Do you mean that it doesn't say 'must', or?
I mean, like I said in the code comment, sending the passphrase
instead of the PSK as the Network Key is agaist the spec but from a
practical point of view a client who supports WSC supports both forms.
Legacy clients (supporting WSC or not) are probably not the reason for
the PSK requirement.
> record, the Network Key is assumed to be the PSK if it's 64 Hex chars
> long, and a passphrase if it's between 8 and 63... So it's the "64
> Hex characters" phrase that implies we should use the PSK form, but it
> makes no difference for the GO or the client, and as far as I know it
Probably doesn't since they would support both, but the spec says to use the key
form. Note that this is sort of wrong if SAE is used, but SAE wasn't around
> makes no difference for security either.
The key is derived from the passphrase and thus it can be much more easily
brute-forced compared to a 32 byte key.
Sorry, which are you saying is easier to brute-force?
The PSK is 32 * 8 bits while the passphrase is up to about 63 * 6 bits
which is stronger but not by much. You can brute-force either. With
the passphrase you get the PSK. With the PSK you don't get the
passphrase but you don't need it. So I don't see much difference.
With a long enough passphrase it
doesn't matter of course, but the spec is recommending a bare minimum.
With SAE it is less of a concern due to forward-secrecy properties. With WPA1/2
it is a major issue since simply sniffing the traffic allows attacks against the
Also consider that deriving the key from the passphrase on the peer takes extra
time. On a slow CPU this can be quite significant and thus increases latency.
So you're saying we should derive the PSK from the passphrase and send
the PSK in Network Key, right?
I don't think it's a noticeable task on a device that implements diffie-hellman.

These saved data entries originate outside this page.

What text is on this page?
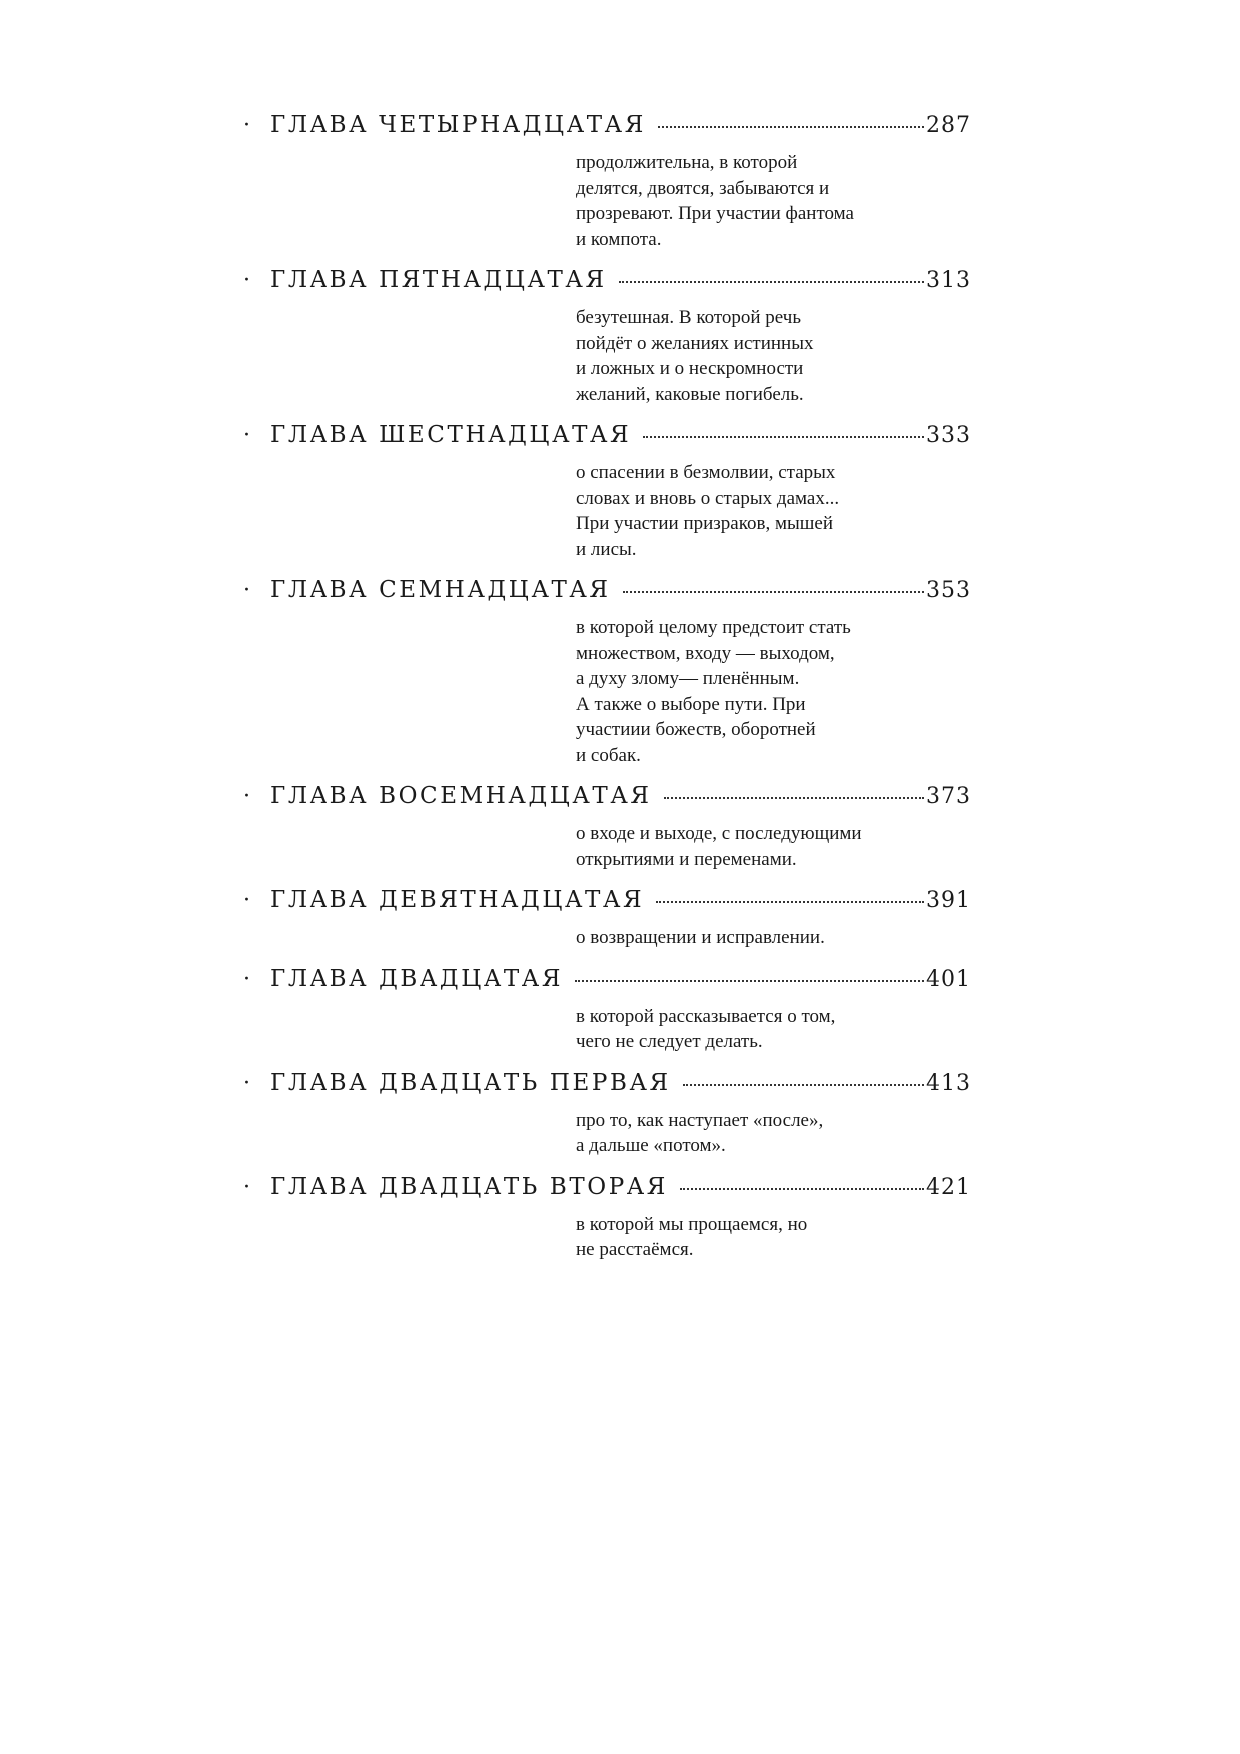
· ГЛАВА ЧЕТЫРНАДЦАТАЯ	287
продолжительна, в которой
делятся, двоятся, забываются и
прозревают. При участии фантома
и компота.
· ГЛАВА ПЯТНАДЦАТАЯ	313
безутешная. В которой речь
пойдёт о желаниях истинных
и ложных и о нескромности
желаний, каковые погибель.
· ГЛАВА ШЕСТНАДЦАТАЯ	333
о спасении в безмолвии, старых
словах и вновь о старых дамах...
При участии призраков, мышей
и лисы.
· ГЛАВА СЕМНАДЦАТАЯ	353
в которой целому предстоит стать
множеством, входу — выходом,
а духу злому— пленённым.
А также о выборе пути. При
участиии божеств, оборотней
и собак.
· ГЛАВА ВОСЕМНАДЦАТАЯ	373
о входе и выходе, с последующими
открытиями и переменами.
· ГЛАВА ДЕВЯТНАДЦАТАЯ	391
о возвращении и исправлении.
· ГЛАВА ДВАДЦАТАЯ	401
в которой рассказывается о том,
чего не следует делать.
· ГЛАВА ДВАДЦАТЬ ПЕРВАЯ	413
про то, как наступает «после»,
а дальше «потом».
· ГЛАВА ДВАДЦАТЬ ВТОРАЯ	421
в которой мы прощаемся, но
не расстаёмся.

>> Also, this begs the question of whether we should generate per client keys. I
>> think that would actually be safer & more secure in the long run.

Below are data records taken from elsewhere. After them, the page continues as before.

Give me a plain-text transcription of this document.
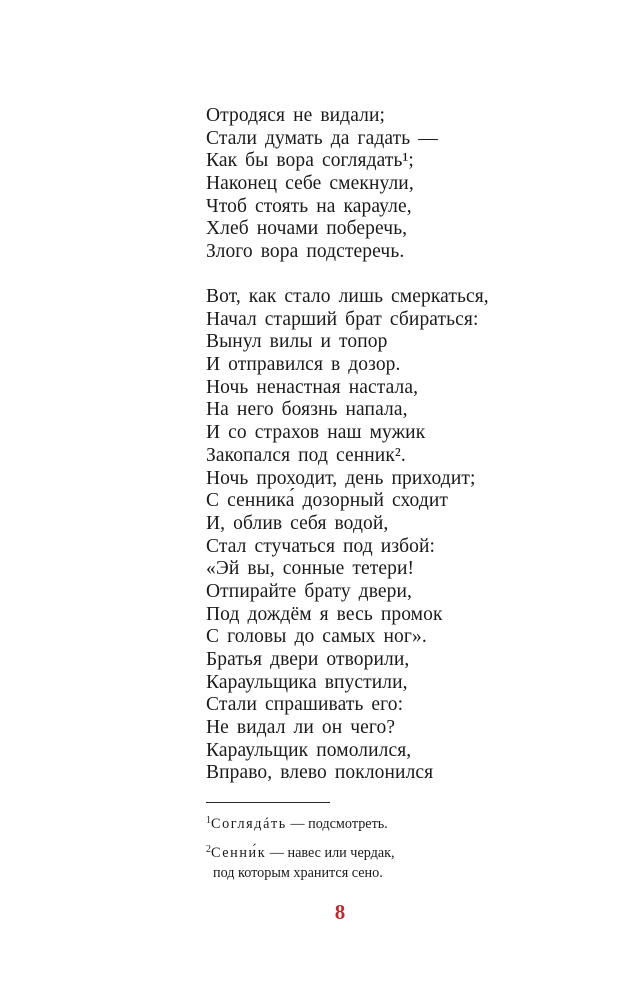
Отродяся не видали;
Стали думать да гадать —
Как бы вора соглядать¹;
Наконец себе смекнули,
Чтоб стоять на карауле,
Хлеб ночами поберечь,
Злого вора подстеречь.
Вот, как стало лишь смеркаться,
Начал старший брат сбираться:
Вынул вилы и топор
И отправился в дозор.
Ночь ненастная настала,
На него боязнь напала,
И со страхов наш мужик
Закопался под сенник².
Ночь проходит, день приходит;
С сенника́ дозорный сходит
И, облив себя водой,
Стал стучаться под избой:
«Эй вы, сонные тетери!
Отпирайте брату двери,
Под дождём я весь промок
С головы до самых ног».
Братья двери отворили,
Караульщика впустили,
Стали спрашивать его:
Не видал ли он чего?
Караульщик помолился,
Вправо, влево поклонился
$^1$Соглядáть — подсмотреть.
$^2$Сенни́к — навес или чердак,
под которым хранится сено.
8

> P2P and WSC don't really consider this, we could do it but for now we
> can only have a single client so technically we generate a per-client
> key ;-)
Lol, sure. But then you're giving $reasons for generating a passphrase but turn
around and argue that you don't support the use case for those $reasons ;)

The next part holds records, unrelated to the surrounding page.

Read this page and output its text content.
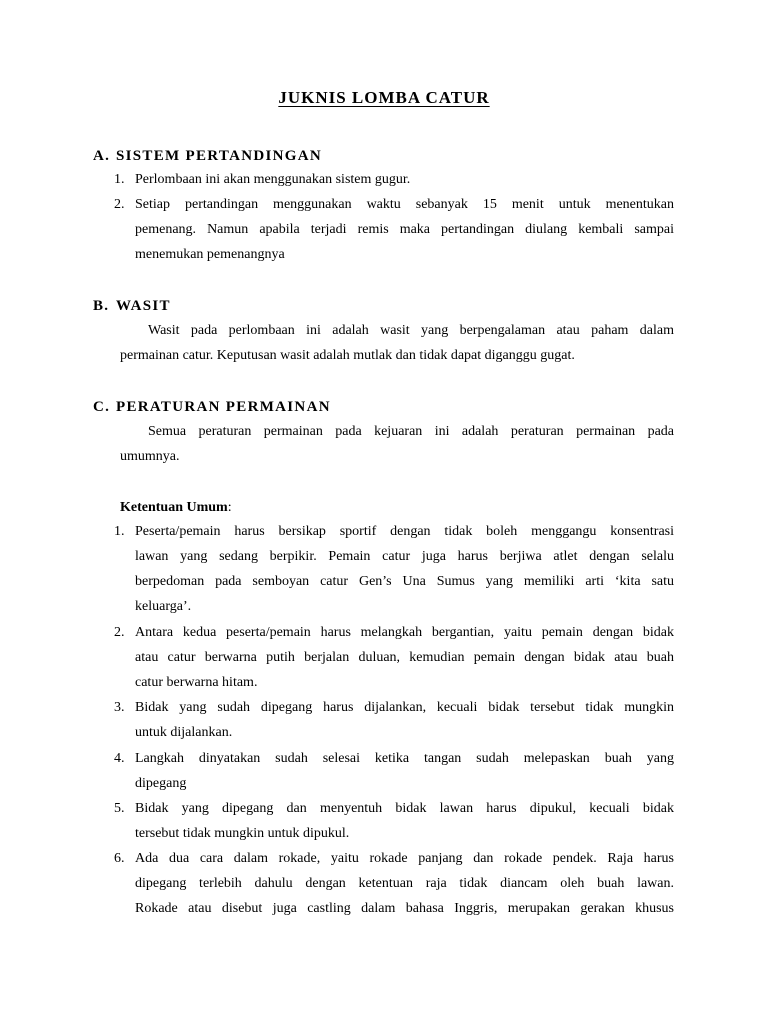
JUKNIS LOMBA CATUR
A. SISTEM PERTANDINGAN
1. Perlombaan ini akan menggunakan sistem gugur.
2. Setiap pertandingan menggunakan waktu sebanyak 15 menit untuk menentukan
pemenang. Namun apabila terjadi remis maka pertandingan diulang kembali sampai
menemukan pemenangnya
B. WASIT
Wasit pada perlombaan ini adalah wasit yang berpengalaman atau paham dalam
permainan catur. Keputusan wasit adalah mutlak dan tidak dapat diganggu gugat.
C. PERATURAN PERMAINAN
Semua peraturan permainan pada kejuaran ini adalah peraturan permainan pada
umumnya.
Ketentuan Umum:
1. Peserta/pemain harus bersikap sportif dengan tidak boleh menggangu konsentrasi
lawan yang sedang berpikir. Pemain catur juga harus berjiwa atlet dengan selalu
berpedoman pada semboyan catur Gen’s Una Sumus yang memiliki arti ‘kita satu
keluarga’.
2. Antara kedua peserta/pemain harus melangkah bergantian, yaitu pemain dengan bidak
atau catur berwarna putih berjalan duluan, kemudian pemain dengan bidak atau buah
catur berwarna hitam.
3. Bidak yang sudah dipegang harus dijalankan, kecuali bidak tersebut tidak mungkin
untuk dijalankan.
4. Langkah dinyatakan sudah selesai ketika tangan sudah melepaskan buah yang
dipegang
5. Bidak yang dipegang dan menyentuh bidak lawan harus dipukul, kecuali bidak
tersebut tidak mungkin untuk dipukul.
6. Ada dua cara dalam rokade, yaitu rokade panjang dan rokade pendek. Raja harus
dipegang terlebih dahulu dengan ketentuan raja tidak diancam oleh buah lawan.
Rokade atau disebut juga castling dalam bahasa Inggris, merupakan gerakan khusus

Which use case? We don't support multiple clients because we didn't
get there yet, no other reasons. In fact we don't support one client
I'm also not quite sure how your proposed design could be made to support legacy
or multiple clients nicely, but that's another conversation.
Do you mean the design of the struct p2p_device and such? It will
need to evolve obviously, we'll need to use l_queue's etc, but should
we already be thinking about this?
Seriously though, I don't see how a per-client key is precluded by the spec. It
doesn't support these outright, but it has no verbiage to limit such use.
I only said it doesn't consider that... but then it does say that you
generate the credentials once and keep them until the group is torn
Or do you mean it doesn't preclude it as in, it wouldn't break
anything? As I said I think we can do it. But throughout this thread
you had been arguing for implementing the spec literally.